Another tip is to take a photo of the odometer before leaving the rental agency with the vehicle. If the reading is different from what the staff said, there is room for you to argue that the damage might have happened sometime between when they checked in the car and when you collected it.
Damage due to breach of agreement
The car hire excess waiver won’t cover damages if you use the vehicle in a way that breaks your contract. What is considered acceptable and unacceptable vary among rental companies, but common breaches include:
- Driving on unsealed (gravel) roads
- Reckless or deliberate damage, e.g. not locking the car, breaking traffic laws, street racing, and driving under the influence
- Unauthorized driver
- Driving above the “snow line” — The definition of “snow line” is not fixed but in general, it means you will not have any insurance coverage if you drive in Tasmania when snow chains are needed or in the NSW or Victoria snowy mountains during snow season.
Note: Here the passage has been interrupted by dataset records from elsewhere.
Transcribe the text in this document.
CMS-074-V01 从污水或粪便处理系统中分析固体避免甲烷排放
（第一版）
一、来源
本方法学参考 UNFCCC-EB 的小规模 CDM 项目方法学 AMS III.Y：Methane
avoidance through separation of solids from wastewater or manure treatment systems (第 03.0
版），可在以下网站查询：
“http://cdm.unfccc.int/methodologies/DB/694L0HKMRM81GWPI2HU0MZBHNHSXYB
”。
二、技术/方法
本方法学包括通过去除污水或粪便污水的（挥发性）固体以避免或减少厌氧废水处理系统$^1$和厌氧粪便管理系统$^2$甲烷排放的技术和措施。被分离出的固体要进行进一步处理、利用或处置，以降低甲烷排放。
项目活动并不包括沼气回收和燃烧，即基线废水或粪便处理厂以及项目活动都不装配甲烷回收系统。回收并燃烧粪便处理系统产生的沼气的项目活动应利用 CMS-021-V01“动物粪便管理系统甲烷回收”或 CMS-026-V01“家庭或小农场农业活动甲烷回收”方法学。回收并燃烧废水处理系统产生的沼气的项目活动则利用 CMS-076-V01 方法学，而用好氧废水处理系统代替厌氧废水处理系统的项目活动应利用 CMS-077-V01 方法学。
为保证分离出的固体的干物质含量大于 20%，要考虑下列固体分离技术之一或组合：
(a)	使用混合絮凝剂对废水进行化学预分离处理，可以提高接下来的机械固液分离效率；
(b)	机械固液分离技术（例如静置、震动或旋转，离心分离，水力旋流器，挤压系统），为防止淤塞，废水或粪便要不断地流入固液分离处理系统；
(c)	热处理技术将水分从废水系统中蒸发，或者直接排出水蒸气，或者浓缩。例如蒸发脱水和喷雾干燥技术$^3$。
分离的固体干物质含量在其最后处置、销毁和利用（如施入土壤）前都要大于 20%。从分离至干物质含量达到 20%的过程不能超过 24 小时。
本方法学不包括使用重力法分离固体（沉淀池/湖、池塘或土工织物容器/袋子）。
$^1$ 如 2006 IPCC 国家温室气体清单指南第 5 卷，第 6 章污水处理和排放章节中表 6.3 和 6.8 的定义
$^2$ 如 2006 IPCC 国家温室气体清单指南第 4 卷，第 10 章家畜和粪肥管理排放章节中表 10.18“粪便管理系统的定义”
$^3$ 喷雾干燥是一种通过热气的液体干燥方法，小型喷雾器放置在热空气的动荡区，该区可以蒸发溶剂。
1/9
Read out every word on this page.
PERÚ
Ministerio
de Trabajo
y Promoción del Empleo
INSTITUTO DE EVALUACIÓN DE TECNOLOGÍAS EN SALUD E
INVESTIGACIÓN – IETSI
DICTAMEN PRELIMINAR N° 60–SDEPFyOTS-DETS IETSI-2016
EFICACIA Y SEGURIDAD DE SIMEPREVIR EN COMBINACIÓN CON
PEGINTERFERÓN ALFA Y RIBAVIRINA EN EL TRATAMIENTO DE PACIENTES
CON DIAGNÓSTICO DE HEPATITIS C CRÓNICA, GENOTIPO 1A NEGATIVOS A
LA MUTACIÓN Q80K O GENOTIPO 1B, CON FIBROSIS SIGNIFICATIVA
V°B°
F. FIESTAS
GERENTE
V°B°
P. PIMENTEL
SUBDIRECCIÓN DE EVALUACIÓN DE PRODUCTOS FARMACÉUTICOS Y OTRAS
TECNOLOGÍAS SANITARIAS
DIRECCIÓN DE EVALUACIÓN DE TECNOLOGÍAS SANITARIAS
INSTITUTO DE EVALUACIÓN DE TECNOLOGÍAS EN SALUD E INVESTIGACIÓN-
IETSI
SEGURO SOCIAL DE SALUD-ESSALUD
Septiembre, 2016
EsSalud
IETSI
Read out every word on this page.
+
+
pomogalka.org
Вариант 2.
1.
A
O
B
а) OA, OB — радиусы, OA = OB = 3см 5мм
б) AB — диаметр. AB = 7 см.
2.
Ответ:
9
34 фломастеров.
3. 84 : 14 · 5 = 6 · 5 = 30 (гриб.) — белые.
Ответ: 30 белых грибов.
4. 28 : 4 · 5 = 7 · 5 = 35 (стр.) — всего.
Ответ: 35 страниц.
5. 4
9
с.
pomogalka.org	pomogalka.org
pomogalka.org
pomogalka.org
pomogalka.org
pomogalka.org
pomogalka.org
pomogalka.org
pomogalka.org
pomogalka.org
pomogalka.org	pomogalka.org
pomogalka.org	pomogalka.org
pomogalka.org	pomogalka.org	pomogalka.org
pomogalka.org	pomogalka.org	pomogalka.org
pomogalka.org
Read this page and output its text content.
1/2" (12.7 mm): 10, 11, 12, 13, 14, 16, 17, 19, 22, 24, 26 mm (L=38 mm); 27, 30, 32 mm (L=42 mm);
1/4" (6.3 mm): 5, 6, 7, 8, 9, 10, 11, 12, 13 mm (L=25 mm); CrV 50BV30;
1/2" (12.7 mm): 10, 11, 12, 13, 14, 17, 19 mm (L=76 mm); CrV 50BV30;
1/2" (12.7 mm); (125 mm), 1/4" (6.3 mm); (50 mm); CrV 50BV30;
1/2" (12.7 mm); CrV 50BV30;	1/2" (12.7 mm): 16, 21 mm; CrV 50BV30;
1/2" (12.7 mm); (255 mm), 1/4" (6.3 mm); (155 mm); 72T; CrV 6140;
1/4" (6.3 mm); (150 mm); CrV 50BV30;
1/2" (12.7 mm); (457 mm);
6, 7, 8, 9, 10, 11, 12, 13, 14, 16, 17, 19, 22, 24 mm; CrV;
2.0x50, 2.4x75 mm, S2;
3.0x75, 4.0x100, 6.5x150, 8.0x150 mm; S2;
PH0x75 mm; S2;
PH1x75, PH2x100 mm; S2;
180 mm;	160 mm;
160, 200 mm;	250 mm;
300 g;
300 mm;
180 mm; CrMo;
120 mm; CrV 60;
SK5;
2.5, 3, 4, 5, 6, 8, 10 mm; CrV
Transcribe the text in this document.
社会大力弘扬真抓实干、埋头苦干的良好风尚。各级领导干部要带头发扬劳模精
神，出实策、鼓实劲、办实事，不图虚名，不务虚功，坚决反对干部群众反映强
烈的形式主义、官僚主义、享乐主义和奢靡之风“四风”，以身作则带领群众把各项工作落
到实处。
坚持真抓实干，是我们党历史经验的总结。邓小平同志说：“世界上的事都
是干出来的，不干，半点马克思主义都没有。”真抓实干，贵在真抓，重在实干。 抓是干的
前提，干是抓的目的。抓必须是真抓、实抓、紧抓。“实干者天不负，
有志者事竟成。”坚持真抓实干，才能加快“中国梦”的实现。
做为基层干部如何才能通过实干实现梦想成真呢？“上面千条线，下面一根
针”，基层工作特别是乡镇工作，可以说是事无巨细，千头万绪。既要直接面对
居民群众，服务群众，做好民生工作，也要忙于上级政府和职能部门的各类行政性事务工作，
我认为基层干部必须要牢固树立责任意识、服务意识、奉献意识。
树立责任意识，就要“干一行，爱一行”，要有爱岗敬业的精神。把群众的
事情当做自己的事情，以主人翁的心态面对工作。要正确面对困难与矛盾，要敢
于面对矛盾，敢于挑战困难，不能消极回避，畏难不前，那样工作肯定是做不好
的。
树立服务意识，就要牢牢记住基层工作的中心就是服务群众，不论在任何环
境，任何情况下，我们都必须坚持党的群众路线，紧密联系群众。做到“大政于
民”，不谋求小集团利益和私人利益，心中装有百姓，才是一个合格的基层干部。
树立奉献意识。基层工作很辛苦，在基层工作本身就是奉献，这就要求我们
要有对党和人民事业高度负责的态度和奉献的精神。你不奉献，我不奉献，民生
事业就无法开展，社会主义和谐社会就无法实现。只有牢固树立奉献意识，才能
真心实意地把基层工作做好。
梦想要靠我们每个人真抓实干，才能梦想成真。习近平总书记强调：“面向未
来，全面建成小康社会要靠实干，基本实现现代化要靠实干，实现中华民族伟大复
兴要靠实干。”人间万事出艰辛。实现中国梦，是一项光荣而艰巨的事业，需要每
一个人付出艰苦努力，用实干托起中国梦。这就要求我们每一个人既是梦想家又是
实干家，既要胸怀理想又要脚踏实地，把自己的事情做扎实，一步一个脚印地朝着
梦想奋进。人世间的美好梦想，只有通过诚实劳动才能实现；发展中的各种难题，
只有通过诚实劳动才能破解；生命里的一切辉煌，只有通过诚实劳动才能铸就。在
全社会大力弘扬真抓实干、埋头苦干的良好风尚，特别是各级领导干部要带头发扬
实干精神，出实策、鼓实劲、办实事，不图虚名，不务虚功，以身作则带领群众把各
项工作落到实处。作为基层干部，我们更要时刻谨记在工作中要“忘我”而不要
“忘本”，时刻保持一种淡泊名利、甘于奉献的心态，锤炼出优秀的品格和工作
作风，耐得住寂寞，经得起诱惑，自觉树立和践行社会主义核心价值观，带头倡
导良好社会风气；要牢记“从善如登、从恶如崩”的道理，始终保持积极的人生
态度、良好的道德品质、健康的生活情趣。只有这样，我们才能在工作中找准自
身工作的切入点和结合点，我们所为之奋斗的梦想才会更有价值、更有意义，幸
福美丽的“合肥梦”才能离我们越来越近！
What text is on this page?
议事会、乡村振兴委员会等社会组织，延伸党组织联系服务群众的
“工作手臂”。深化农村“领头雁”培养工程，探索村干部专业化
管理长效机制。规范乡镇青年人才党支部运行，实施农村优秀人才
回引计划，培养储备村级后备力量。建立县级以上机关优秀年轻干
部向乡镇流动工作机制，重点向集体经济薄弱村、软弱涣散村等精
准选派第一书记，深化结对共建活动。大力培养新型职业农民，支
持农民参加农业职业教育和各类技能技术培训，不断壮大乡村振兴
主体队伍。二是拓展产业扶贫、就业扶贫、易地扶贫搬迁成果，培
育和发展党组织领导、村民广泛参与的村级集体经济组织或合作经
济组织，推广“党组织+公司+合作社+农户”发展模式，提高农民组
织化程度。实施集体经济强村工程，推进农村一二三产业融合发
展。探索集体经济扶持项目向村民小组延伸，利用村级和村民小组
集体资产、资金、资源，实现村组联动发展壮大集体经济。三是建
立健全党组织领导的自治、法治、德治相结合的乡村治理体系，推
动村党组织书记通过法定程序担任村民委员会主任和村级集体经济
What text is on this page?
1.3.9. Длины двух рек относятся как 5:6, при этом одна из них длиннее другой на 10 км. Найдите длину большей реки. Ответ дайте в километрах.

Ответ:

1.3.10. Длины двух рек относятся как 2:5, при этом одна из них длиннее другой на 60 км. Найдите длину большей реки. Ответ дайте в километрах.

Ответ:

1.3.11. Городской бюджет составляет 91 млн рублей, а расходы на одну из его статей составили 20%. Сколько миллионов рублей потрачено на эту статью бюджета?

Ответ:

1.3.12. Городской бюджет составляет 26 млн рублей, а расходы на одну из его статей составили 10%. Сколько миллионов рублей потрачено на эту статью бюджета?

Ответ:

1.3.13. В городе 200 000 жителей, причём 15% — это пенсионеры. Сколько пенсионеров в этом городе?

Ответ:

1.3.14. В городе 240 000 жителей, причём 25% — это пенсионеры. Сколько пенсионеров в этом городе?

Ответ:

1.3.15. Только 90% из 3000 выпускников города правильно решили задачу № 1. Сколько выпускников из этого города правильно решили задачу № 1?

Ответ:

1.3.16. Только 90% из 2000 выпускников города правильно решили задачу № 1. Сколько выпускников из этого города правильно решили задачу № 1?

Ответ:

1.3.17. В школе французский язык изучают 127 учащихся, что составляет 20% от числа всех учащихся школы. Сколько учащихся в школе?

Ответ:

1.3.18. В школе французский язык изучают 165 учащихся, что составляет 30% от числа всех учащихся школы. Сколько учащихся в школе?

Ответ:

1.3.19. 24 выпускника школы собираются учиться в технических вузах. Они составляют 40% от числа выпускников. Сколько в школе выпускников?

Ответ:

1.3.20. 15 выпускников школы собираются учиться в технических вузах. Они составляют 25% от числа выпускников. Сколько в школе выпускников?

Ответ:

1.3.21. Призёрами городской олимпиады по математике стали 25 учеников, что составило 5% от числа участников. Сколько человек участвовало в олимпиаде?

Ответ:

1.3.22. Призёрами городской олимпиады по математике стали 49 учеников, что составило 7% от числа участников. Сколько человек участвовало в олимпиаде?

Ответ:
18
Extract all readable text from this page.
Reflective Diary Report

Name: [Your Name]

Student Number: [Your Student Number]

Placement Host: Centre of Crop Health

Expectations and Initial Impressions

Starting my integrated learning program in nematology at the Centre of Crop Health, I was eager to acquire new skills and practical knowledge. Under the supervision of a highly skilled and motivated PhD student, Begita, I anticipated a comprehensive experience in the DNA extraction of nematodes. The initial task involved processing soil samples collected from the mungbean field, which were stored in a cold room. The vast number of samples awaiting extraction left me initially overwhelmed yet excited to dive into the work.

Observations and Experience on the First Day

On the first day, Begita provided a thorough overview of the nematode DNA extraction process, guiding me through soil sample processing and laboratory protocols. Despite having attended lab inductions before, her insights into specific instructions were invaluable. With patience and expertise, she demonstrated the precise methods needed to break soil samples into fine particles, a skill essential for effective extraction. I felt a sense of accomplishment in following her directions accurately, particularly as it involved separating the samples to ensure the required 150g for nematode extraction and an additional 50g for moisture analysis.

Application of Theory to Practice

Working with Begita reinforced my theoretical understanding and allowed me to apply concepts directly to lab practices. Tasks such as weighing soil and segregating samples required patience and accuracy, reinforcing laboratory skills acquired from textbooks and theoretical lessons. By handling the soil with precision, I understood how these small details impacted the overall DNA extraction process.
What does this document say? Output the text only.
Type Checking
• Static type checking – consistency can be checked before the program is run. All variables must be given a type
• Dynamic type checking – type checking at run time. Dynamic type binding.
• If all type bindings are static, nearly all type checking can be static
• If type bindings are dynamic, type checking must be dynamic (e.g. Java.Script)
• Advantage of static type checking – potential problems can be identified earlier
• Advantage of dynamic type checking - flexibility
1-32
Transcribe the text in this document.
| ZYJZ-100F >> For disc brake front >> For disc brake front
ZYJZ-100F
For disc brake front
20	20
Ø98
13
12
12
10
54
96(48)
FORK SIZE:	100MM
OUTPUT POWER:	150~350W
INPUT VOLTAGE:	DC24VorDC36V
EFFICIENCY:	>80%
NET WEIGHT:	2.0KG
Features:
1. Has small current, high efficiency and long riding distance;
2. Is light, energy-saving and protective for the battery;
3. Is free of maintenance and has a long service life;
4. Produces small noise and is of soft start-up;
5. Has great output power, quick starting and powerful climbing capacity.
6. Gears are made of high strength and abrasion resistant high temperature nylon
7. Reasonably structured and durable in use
- Driving outside town or city limits in Western Australia or Northern Territory at night
- Admitting fault at the location of an accident
- Leaving the scene of an accident without following the accident protocol stated in your rental booklet, such as collecting the needed information for the crash report
So, if the rental car insurance offered by car hire agencies has all these exclusions, what is the better option? Instead of purchasing your policy from the rental desk, you can instead get your cover from memberships such as RACV, or from third-party vendors. Not only will the insurance policy be cheaper, the coverage will also be more comprehensive.
Although your liability is automatically capped when you rent vehicles in Australia, the standard excess remains high and there are far too many exclusions. Getting excess waiver insurance from an independent 3rd party makes a lot of sense, but accepting the policy offered by rental agencies may not be your best option, as there are other vendors that can provide you better coverage, and for a lower price.